Characters must shine
I’ll start by quoting Lee Child’s foreword to his debut novel, Killing Floor:
First: Character is king. There are probably fewer than six books every century remembered specifically for their plots. People remember characters. Same with television. Who remembers the Lone Ranger? Everybody. Who remembers any actual Lone Ranger storylines? Nobody.
As far as it goes, I couldn’t agree more. When I think of a story or novel that has stuck in my mind, the I remember the characters. When I think of Raymond Chandler’s novels, I remember Philip Marlowe scowling his way around Los Angeles with his bourbon and his solitary games of chess. I remember the narrative given in his voice: ‘He was a big man but not more than six feet five inches tall and not wider than a beer truck’ is one of the most memorable descriptions I’ve ever read. The description is purely physical, but evoke so much about both the man being described and the man doing the describing. Could I summarise the plot of any of the novels? No I couldn’t, even though I’ve read some of them more than once.

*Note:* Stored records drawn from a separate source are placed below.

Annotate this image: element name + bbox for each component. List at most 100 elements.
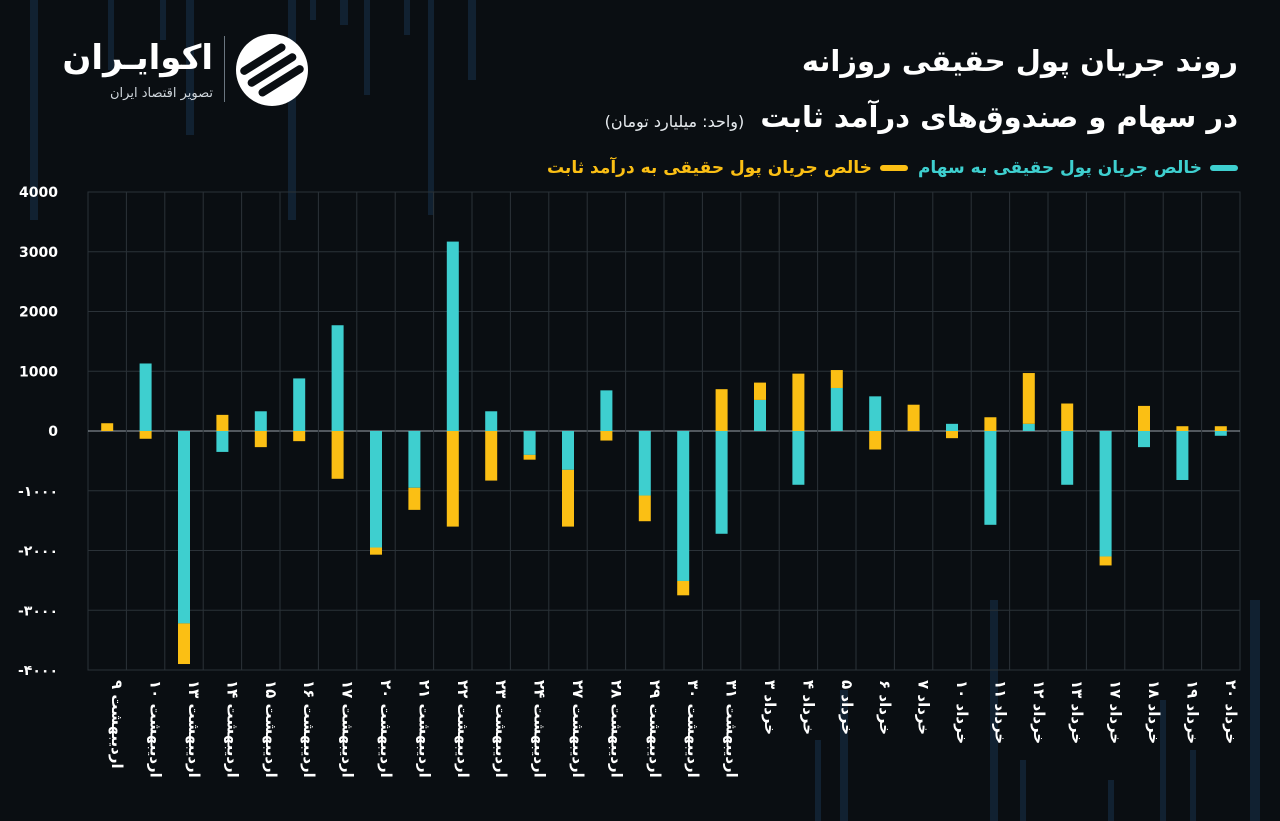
- x-tick-label: ۲۴ اردیبهشت: [531, 680, 549, 778]
- decor-bar: [840, 690, 848, 821]
- legend-swatch-fixed-income: [879, 165, 908, 171]
- x-tick-label: ۱۸ خرداد: [1145, 680, 1163, 744]
- brand-name: اکوایـران: [62, 38, 213, 78]
- x-tick-label: ۲۷ اردیبهشت: [569, 680, 587, 778]
- x-tick-label: ۳۱ اردیبهشت: [723, 680, 741, 778]
- y-tick-label: -۴۰۰۰: [18, 663, 58, 679]
- bar-stocks: [754, 399, 766, 431]
- decor-bar: [468, 0, 476, 80]
- bar-fixed-income: [907, 404, 920, 431]
- y-tick-label: 0: [48, 424, 58, 440]
- bar-fixed-income: [792, 373, 805, 431]
- decor-bar: [428, 0, 434, 215]
- bar-fixed-income: [984, 417, 997, 431]
- bar-fixed-income: [139, 431, 152, 439]
- bar-fixed-income: [869, 431, 882, 450]
- legend-swatch-stocks: [1210, 165, 1238, 171]
- decor-bar: [1020, 760, 1026, 821]
- bar-fixed-income: [523, 454, 536, 460]
- bar-fixed-income: [754, 382, 766, 400]
- chart-legend: خالص جریان پول حقیقی به سهام خالص جریان …: [537, 158, 1238, 178]
- chart-title-line1: روند جریان پول حقیقی روزانه: [801, 44, 1238, 78]
- bar-stocks: [485, 411, 498, 431]
- y-tick-label: 2000: [19, 305, 58, 321]
- legend-item-stocks: خالص جریان پول حقیقی به سهام: [918, 158, 1238, 178]
- bar-fixed-income: [408, 487, 421, 510]
- x-tick-label: ۱۵ اردیبهشت: [262, 680, 280, 778]
- chart-title-text: در سهام و صندوق‌های درآمد ثابت: [760, 100, 1238, 134]
- x-tick-label: ۱۷ خرداد: [1107, 680, 1125, 744]
- bar-stocks: [792, 431, 805, 485]
- x-tick-label: ۲۳ اردیبهشت: [492, 680, 510, 778]
- y-tick-label: 1000: [19, 364, 58, 380]
- decor-bar: [1160, 700, 1166, 821]
- chart-title-line2: در سهام و صندوق‌های درآمد ثابت (واحد: می…: [605, 100, 1238, 134]
- bar-stocks: [562, 431, 574, 470]
- decor-bar: [310, 0, 316, 20]
- x-tick-label: ۲۰ اردیبهشت: [377, 680, 395, 778]
- decor-bar: [30, 0, 38, 220]
- bar-fixed-income: [1022, 373, 1035, 424]
- x-tick-label: ۹ اردیبهشت: [108, 680, 126, 769]
- bar-stocks: [178, 431, 190, 624]
- bar-stocks: [984, 431, 997, 525]
- x-tick-label: ۳۰ اردیبهشت: [684, 680, 702, 778]
- bar-stocks: [1061, 431, 1074, 485]
- bar-stocks: [1214, 431, 1227, 436]
- x-tick-label: ۱۲ خرداد: [1030, 680, 1048, 744]
- x-tick-label: ۴ خرداد: [799, 680, 817, 735]
- bar-fixed-income: [293, 431, 306, 442]
- bar-stocks: [1176, 431, 1189, 480]
- bar-fixed-income: [331, 431, 344, 479]
- bar-stocks: [1099, 431, 1112, 557]
- x-tick-label: ۳ خرداد: [761, 680, 779, 735]
- x-tick-label: ۱۱ خرداد: [991, 680, 1009, 744]
- bar-stocks: [869, 396, 882, 431]
- x-tick-label: ۷ خرداد: [915, 680, 933, 735]
- bar-stocks: [254, 411, 267, 431]
- bar-stocks: [600, 390, 613, 431]
- decor-bar: [1108, 780, 1114, 821]
- decor-bar: [288, 0, 296, 220]
- x-tick-label: ۲۹ اردیبهشت: [646, 680, 664, 778]
- bar-fixed-income: [254, 431, 267, 448]
- decor-bar: [815, 740, 821, 821]
- y-tick-label: -۳۰۰۰: [18, 603, 58, 619]
- brand-block: اکوایـران تصویر اقتصاد ایران: [48, 32, 318, 112]
- x-tick-label: ۱۹ خرداد: [1183, 680, 1201, 744]
- bar-fixed-income: [216, 414, 229, 431]
- bar-fixed-income: [1138, 405, 1150, 431]
- x-tick-label: ۱۰ اردیبهشت: [147, 680, 165, 778]
- bar-stocks: [715, 431, 728, 534]
- decor-bar: [160, 0, 166, 40]
- bar-fixed-income: [485, 431, 498, 481]
- x-tick-label: ۱۳ خرداد: [1068, 680, 1086, 744]
- bar-stocks: [677, 431, 690, 581]
- x-tick-label: ۱۷ اردیبهشت: [339, 680, 357, 778]
- bar-stocks: [408, 431, 421, 488]
- bar-fixed-income: [178, 623, 190, 665]
- legend-label-fixed-income: خالص جریان پول حقیقی به درآمد ثابت: [546, 158, 872, 178]
- bar-stocks: [446, 241, 459, 431]
- x-tick-label: ۱۳ اردیبهشت: [185, 680, 203, 778]
- brand-tagline: تصویر اقتصاد ایران: [110, 86, 213, 101]
- x-tick-label: ۶ خرداد: [876, 680, 894, 735]
- bar-stocks: [216, 431, 229, 452]
- x-tick-label: ۲۲ اردیبهشت: [454, 680, 472, 778]
- brand-divider: [224, 36, 225, 102]
- bar-fixed-income: [1061, 403, 1074, 431]
- x-tick-label: ۲۸ اردیبهشت: [607, 680, 625, 778]
- bar-fixed-income: [370, 547, 382, 555]
- decor-bar: [364, 0, 370, 95]
- decor-bar: [1190, 750, 1196, 821]
- bar-fixed-income: [446, 431, 459, 527]
- bar-fixed-income: [1176, 426, 1189, 431]
- bar-fixed-income: [1214, 426, 1227, 431]
- decor-bar: [1250, 600, 1260, 821]
- x-tick-label: ۱۰ خرداد: [953, 680, 971, 744]
- bar-fixed-income: [946, 431, 958, 439]
- bar-fixed-income: [830, 370, 843, 388]
- bar-stocks: [1138, 431, 1150, 448]
- y-tick-label: -۱۰۰۰: [18, 484, 58, 500]
- y-tick-label: -۲۰۰۰: [18, 544, 58, 560]
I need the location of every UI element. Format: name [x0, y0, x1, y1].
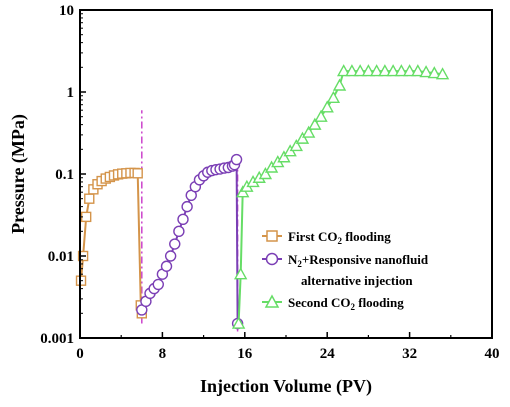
data-point-third [378, 64, 392, 77]
legend-label-third: Second CO2 flooding [288, 295, 404, 312]
x-axis-ticks: 0 8 16 24 32 40 [76, 332, 500, 362]
data-point-third [394, 64, 409, 77]
y-tick-label: 1 [67, 85, 75, 101]
data-point-third [402, 64, 417, 77]
legend-label-second-line1: N2+Responsive nanofluid [288, 252, 429, 269]
data-point-first [80, 211, 92, 223]
data-point-third [345, 64, 359, 77]
data-point-second [230, 153, 243, 166]
data-point-second [152, 278, 164, 291]
y-axis-title: Pressure (MPa) [8, 114, 29, 234]
legend-circle-marker [265, 252, 279, 266]
data-point-third [336, 64, 351, 77]
legend-label-first: First CO2 flooding [288, 229, 391, 246]
y-tick-label: 0.1 [55, 167, 74, 183]
data-point-third [332, 78, 347, 91]
y-tick-label: 0.01 [48, 249, 74, 265]
data-point-third [435, 67, 450, 80]
data-point-third [411, 64, 425, 77]
series-markers [75, 64, 450, 330]
legend-item-first: First CO2 flooding [262, 229, 391, 246]
x-tick-label: 24 [320, 346, 336, 362]
data-point-third [386, 64, 400, 77]
data-point-third [289, 138, 303, 152]
data-point-first [132, 168, 143, 179]
data-point-first [84, 193, 95, 204]
data-point-third [277, 150, 291, 163]
data-point-third [361, 64, 376, 77]
data-point-third [258, 167, 273, 180]
data-point-second [173, 225, 185, 238]
legend-triangle-marker [264, 294, 280, 308]
x-tick-label: 0 [76, 346, 84, 362]
y-tick-label: 0.001 [40, 331, 74, 347]
x-tick-label: 40 [485, 346, 500, 362]
x-tick-label: 8 [159, 346, 167, 362]
x-tick-label: 32 [402, 346, 417, 362]
data-point-second [160, 260, 173, 272]
legend-item-third: Second CO2 flooding [262, 294, 404, 312]
x-axis-title: Injection Volume (PV) [200, 376, 372, 397]
data-point-third [301, 125, 316, 138]
data-point-third [369, 64, 384, 77]
data-point-third [231, 316, 246, 329]
data-point-third [419, 65, 433, 78]
data-point-second [164, 250, 177, 262]
data-point-second [181, 200, 193, 213]
legend-square-marker [266, 230, 278, 242]
y-axis-ticks: 0.001 0.01 0.1 1 10 [40, 3, 86, 347]
reference-lines [141, 110, 239, 332]
data-point-third [233, 267, 248, 280]
data-point-third [320, 100, 334, 113]
data-point-third [353, 64, 367, 77]
data-point-third [326, 90, 341, 103]
x-tick-label: 16 [237, 346, 253, 362]
data-point-second [169, 238, 181, 250]
data-point-third [427, 66, 442, 79]
data-point-third [308, 117, 322, 130]
legend-item-second: N2+Responsive nanofluid alternative inje… [262, 252, 429, 288]
legend-label-second-line2: alternative injection [301, 273, 413, 288]
legend: First CO2 flooding N2+Responsive nanoflu… [262, 229, 429, 312]
data-point-second [177, 213, 189, 226]
data-point-third [295, 131, 310, 144]
y-tick-label: 10 [59, 3, 74, 19]
data-point-third [314, 109, 328, 122]
series-line-second [140, 159, 239, 324]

I don’t dispute the importance of character for a moment. We need to make our characters memorable and distinctive. We need to know what they’ll do in any situation, and if we want a really memorable character, make sure it’s different to what anyone else would do.
Where I part company with Child’s statement is that the most charismatic and distinctive characters ever created would be as dull as dishwater without a plot.
Characters need something to do
We know Marlowe is a man who can’t walk away from an injustice because he was faced with injustices that a man with less courage and integrity – an ordinary man – would walk away from. By contrast, memorable anti-heroes like Patricia Highsmith’s Tom Ripley or George MacDonald Fraser’s Flashman are memorable because they choose the path of least integrity. We may not admire them, but we remember them. They aren’t ordinary either.
Nobody would remember Philip Marlowe if all he did was drink bourbon and play chess with himself, any more than we would remember Flashman if he ever got his wish of a quiet posting where he could drink and whore to his heart’s content. We remember the characters because the plot gives them things to do that reveal the characters in all their charisma and complexity. Just because we don’t remember the plot doesn’t mean it isn’t important.
With apologies to Lee Child
This is the second time I’ve disagreed with Lee Child in this blog, which is rather pretentious given that his literary stature is to mine as an elephant is to an ant. The reason I’ve referenced him a few times is that he’s one of the few contemporary writers who talks about the nuts and bolts of writing, which provides a convenient starting point.